Survei yang dilakukan Universitas Yeditepe Istanbul dan MAK Consultancy tentang bagaimana kaum muda Turki memandang imigrasi mengejutkan publik setempat.
Jajak pendapat yang digelar Agustus 2020 itu menemukan bahwa 76% responden menyatakan siap tinggal di negara lain jika mereka diberi kesempatan sementara.
Ketika ditanya apakah mereka akan pergi secara permanen jika mendapatkan kewarganegaraan di negara lain, 64% responden mengatakan mereka akan mengambil tawaran itu.
Turki, seperti banyak negara lain, merasakan tekanan ekonomi yang disebabkan pandemi Covid-19. Situasi mereka diperburuk krisis mata uang.
Walau begitu, akademisi Turki Ibrahim Sirkeci, seorang ahli studi migrasi yang berbasis di Inggris, percaya bahwa faktor-faktor sosial dan politik juga sangat berperan memicu tren ini.

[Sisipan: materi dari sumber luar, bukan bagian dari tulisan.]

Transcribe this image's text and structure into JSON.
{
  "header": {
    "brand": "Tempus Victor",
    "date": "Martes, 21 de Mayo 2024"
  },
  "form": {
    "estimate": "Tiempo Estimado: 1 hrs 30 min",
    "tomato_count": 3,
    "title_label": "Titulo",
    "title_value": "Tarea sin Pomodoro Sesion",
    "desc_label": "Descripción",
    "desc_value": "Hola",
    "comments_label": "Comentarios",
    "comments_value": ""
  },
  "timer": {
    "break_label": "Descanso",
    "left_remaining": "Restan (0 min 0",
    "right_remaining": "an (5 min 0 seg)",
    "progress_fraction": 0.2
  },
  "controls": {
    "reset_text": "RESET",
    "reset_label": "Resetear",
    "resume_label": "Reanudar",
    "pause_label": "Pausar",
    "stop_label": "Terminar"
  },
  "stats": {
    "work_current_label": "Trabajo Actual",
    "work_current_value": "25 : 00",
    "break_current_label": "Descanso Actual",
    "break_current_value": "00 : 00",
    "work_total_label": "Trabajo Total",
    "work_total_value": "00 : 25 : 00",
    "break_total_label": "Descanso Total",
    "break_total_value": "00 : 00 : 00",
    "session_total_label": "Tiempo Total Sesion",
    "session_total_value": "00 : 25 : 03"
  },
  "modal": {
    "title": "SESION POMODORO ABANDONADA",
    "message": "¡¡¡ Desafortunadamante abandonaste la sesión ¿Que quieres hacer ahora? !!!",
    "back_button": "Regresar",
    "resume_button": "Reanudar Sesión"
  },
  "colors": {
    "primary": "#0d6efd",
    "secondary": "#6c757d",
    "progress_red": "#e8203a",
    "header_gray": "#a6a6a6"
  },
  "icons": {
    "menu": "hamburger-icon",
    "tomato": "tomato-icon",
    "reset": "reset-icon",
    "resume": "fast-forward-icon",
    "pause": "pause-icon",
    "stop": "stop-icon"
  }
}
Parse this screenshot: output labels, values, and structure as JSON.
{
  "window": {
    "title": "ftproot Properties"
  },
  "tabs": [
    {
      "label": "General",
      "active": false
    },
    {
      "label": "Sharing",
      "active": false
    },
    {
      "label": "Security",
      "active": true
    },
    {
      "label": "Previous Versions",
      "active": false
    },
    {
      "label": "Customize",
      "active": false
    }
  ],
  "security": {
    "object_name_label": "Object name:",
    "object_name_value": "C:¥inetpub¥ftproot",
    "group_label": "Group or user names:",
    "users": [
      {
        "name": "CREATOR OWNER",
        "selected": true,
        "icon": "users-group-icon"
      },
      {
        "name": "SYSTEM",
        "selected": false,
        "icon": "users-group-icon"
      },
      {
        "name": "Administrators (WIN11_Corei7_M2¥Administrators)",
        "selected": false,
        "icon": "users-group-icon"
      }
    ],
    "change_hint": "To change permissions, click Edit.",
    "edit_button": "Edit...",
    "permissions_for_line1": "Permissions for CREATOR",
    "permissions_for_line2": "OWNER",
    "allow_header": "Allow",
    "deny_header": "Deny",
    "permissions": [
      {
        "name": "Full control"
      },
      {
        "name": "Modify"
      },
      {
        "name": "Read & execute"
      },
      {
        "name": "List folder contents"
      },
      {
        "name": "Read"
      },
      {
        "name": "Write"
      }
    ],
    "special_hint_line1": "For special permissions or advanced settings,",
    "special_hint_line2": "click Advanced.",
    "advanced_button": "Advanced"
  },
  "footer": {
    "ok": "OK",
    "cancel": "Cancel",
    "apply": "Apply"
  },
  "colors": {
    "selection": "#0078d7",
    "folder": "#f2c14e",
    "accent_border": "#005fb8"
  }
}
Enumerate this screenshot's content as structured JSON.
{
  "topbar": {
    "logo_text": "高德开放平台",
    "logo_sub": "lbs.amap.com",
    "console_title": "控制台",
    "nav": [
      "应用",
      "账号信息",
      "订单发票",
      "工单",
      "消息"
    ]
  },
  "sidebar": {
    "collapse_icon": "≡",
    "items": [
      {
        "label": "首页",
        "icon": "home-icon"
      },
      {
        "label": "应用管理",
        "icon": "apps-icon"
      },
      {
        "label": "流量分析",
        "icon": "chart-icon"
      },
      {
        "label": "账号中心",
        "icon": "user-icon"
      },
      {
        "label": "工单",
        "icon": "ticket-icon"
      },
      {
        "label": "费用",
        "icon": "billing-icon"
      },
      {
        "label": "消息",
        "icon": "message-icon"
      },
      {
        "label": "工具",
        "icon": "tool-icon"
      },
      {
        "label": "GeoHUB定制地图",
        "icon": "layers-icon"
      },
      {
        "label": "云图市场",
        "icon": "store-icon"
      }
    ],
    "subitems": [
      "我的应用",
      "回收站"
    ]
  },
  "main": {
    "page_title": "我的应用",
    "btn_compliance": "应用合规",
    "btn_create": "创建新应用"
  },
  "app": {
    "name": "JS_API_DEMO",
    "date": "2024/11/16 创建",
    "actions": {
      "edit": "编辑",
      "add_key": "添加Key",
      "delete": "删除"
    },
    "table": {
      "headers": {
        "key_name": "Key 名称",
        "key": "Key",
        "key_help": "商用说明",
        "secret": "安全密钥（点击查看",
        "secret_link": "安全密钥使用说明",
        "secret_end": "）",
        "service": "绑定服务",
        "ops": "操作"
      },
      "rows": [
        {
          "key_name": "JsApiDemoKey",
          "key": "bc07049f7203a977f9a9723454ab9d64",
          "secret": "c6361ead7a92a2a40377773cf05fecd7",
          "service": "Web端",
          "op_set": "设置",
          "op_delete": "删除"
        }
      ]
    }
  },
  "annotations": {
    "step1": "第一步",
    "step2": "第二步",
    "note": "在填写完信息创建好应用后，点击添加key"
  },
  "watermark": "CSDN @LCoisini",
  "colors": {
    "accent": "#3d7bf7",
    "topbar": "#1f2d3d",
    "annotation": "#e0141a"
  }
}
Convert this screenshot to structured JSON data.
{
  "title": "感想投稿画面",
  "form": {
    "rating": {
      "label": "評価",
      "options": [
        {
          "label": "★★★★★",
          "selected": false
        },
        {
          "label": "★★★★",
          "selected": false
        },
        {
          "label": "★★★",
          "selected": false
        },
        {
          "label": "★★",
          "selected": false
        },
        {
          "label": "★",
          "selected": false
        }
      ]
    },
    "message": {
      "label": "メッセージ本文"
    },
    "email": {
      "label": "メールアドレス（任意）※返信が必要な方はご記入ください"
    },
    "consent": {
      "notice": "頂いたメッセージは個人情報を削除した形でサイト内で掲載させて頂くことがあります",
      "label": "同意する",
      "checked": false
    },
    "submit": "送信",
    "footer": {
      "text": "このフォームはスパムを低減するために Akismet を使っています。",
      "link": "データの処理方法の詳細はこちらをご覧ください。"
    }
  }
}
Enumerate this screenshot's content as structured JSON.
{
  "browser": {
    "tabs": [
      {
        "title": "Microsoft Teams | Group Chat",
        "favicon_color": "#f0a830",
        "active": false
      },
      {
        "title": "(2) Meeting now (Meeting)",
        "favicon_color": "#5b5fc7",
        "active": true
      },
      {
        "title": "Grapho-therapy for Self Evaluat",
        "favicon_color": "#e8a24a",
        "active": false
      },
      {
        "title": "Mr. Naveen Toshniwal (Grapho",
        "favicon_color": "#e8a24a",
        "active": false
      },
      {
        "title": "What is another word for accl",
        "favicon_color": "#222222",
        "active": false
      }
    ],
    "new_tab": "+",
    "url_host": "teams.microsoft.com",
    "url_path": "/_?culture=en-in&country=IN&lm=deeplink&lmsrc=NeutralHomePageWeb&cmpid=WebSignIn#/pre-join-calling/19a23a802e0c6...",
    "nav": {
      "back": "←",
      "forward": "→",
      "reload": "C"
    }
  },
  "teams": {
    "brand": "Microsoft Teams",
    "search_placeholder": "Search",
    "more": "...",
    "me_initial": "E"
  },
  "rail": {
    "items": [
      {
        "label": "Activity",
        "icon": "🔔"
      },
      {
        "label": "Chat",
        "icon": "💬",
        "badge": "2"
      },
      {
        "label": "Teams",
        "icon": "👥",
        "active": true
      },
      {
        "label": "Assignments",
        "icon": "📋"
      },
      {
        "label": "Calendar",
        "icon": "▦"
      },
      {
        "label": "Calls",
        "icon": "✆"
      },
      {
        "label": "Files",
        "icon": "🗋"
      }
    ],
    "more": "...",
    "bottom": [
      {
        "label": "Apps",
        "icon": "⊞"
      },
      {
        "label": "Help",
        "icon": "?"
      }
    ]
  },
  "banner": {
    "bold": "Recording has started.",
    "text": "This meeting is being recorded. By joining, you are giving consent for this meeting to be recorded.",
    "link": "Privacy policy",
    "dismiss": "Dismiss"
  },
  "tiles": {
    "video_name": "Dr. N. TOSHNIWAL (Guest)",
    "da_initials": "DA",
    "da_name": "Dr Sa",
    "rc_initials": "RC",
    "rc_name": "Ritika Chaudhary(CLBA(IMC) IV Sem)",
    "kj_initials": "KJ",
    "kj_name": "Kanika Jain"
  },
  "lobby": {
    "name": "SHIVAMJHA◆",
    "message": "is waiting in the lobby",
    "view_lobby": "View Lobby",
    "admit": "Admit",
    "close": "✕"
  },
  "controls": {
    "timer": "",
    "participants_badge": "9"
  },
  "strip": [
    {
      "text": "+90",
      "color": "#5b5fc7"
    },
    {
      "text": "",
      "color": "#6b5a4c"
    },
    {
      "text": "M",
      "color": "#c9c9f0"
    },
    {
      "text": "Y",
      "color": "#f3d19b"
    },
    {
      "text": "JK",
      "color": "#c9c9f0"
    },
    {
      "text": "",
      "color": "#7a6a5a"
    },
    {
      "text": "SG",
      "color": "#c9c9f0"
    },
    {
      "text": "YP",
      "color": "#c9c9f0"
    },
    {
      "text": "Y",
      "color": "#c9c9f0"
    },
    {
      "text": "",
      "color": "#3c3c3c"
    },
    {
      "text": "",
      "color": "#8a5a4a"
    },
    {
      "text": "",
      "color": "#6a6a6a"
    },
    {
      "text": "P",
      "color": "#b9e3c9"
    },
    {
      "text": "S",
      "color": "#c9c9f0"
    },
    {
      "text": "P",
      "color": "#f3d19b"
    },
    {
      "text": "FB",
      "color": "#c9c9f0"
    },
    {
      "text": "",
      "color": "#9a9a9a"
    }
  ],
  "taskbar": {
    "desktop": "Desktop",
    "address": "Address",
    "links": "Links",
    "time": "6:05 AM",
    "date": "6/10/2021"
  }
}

"Ini jelas merupakan gelombang baru migrasi dari Turki," kata Sirkeci kepada BBC.

Mencari kebebasan

"Sebagian besar masyarakat Turki telah kehilangan harapan masa depan karena mereka merasa dikucilkan dari kekuatan politik. Yang merasakan itu termasuk pengusaha, pebisnis, seniman, dan para sarjana," tuturnya.
Para kritikus menuduh Presiden Turki, Recep Tayyip Erdogan, membatasi kebebasan berbicara dan menekan oposisi.
Semakin banyak warga negara Turki yang meminta suaka di negara-negara Eropa. Menurut Eurostat, badan statistik Uni Eropa, jumlahnya meningkat lebih dari dua kali lipat selama satu dekade terakhir.
Puncaknya terjadi pada 2019 saat hampir 25.000 warga Turki memohon suaka dari negara lain.
Di satu sisi, Turki adalah salah satu negara teratas yang menampung pengungsi dari negara lain. Sebagian besar pengungsi itu berasal dari Suriah.
Tidak semua warga Turki merasa mudah meninggalkan tanah air mereka.
"Namun Turki juga satu-satunya negara anggota OECD yang menghasilkan lebih banyak pengungsi daripada negara berkembang mana pun, kecuali Irak, Afghanistan, dan Suriah. Itu adalah tren baru," kata Sirkeci.
"Saya menyebutnya orang buangan anti-Erdogan. Orang-orang melarikan diri dari rezim dan struktur politik tertentu," ujarnya.
Namun pemerintah Turki menolak anggapan dan data yang menunjukkan bahwa orang-orang muda berkualitas sedang 'melarikan diri'.
Menteri Tenaga Kerja dan Jaminan Sosial Turki, Vedat Bilgin, membahas masalah ini dalam sebuah seminar Oktober lalu.
"Antusiasme untuk pergi ke luar negeri lebih banyak di kalangan anak muda. Itu adalah keinginan yang wajar. Mereka ingin mengenal dunia," ucapnya.
Bagaimanapun, Berna menyebut meninggalkan Turki akan menjadi keputusan yang sulit baginya. Dia bermimpi memulai sebuah keluarga dan bagian dari mimpi itu adalah tentang kembali ke Turki.
"Saya ingin anak-anak saya tumbuh di tanah air saya. Mereka harus melihat keindahan alam Turki," kata Berna.